Intorno alla metà del XVII secolo la costruzione del convento doveva essere già a buon punto, con il chiostro in fase di completamento, il grande scalone che avrebbe collegato la fabbrica conventuale al primigenio palazzo quasi ultimato. La percezione unitaria delle fronti, avvenne presumibilmente nel 1771, quando si decise di sopraelevare l’ala del convento sulla via S. Anna per realizzare un nuovo coro e nuovi dormitori per i frati; nell’ambito dell’unificazione funzionale dei due organismi architettonici, si inserisce la trasformazione della torre angolare del palazzo Bonet in campanile, così come ben documentato dalla pianta di Gaetano Lazzara del 1703.

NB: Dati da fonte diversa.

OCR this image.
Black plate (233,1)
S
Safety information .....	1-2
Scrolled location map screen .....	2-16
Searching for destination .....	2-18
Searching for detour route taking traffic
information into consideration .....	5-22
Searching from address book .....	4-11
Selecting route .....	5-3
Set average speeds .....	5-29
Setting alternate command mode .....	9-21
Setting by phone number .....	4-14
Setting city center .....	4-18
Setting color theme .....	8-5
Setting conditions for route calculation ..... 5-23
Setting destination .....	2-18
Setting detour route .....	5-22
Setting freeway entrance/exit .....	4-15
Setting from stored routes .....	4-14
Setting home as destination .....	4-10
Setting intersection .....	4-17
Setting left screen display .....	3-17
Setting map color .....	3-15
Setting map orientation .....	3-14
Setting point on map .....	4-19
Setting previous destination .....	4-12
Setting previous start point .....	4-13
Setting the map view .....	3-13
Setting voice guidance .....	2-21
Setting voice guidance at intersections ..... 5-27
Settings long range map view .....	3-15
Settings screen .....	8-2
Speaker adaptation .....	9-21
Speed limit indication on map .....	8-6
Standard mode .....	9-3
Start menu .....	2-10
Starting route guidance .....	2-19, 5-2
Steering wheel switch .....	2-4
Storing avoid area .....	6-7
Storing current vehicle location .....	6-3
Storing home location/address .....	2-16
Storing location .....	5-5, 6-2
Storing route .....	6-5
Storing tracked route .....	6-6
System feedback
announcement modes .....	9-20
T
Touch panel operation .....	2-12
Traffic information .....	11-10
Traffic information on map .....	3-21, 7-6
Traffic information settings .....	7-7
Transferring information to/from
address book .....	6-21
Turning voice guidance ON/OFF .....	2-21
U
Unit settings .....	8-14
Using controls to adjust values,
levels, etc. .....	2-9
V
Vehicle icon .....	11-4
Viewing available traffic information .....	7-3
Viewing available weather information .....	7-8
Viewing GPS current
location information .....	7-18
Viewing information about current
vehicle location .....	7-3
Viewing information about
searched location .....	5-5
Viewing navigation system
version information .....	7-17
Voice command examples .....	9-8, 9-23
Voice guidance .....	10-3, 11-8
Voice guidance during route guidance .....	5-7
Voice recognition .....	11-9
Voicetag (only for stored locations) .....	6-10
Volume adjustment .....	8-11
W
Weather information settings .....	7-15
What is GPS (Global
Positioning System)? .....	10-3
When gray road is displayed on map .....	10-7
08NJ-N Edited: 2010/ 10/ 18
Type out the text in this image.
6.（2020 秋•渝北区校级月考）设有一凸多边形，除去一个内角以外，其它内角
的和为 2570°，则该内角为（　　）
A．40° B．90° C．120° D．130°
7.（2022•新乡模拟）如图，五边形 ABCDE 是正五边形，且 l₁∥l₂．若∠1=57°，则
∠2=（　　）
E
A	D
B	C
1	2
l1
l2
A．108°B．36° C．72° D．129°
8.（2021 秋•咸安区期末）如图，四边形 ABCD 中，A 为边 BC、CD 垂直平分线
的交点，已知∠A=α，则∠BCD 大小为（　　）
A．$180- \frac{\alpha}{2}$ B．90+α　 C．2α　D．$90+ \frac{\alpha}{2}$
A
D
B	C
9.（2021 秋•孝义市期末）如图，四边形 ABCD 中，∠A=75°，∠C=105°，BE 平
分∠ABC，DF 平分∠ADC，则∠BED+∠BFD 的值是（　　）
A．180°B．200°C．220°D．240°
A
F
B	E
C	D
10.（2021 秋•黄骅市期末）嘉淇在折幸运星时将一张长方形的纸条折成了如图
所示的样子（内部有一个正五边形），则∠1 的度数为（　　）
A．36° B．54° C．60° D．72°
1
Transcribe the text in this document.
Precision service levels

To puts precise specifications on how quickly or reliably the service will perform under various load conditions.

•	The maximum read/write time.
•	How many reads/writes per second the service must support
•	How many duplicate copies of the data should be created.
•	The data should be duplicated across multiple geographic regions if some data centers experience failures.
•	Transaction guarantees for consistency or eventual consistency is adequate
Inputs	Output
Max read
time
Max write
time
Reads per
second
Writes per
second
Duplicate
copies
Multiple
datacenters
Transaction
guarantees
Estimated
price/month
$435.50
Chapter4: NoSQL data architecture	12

Dalla fine del XVIII secolo, l’edificio fu interessato da massicci interventi di sostituzione di brani murari nelle parti basamentali, come si può osservare dall’analisi della pezzatura e della natura geologica dei conci, oltre che dalla presenza di fori aventi inclinazione verso l’esterno nello spessore murario che lascerebbero in questo modo supporre l’impiego di sistemi di puntellamento.
Il terremoto del marzo 1823 provocò gravi danni alla chiesa, tanto che il 27 luglio 1825 Francesco I autorizzava il convento ad ipotecare i beni di sua proprietà per la restaurazione delle fabbriche della chiesa del detto Convento . Circa eventuali danni al convento non si fa invece esplicito riferimento; tuttavia, la presenza di catene metalliche con testa filettata e piastre nervate in ghisa, di chiara matrice ottocentesca, farebbero ipotizzare consolidamenti eseguiti per fronteggiare i danni.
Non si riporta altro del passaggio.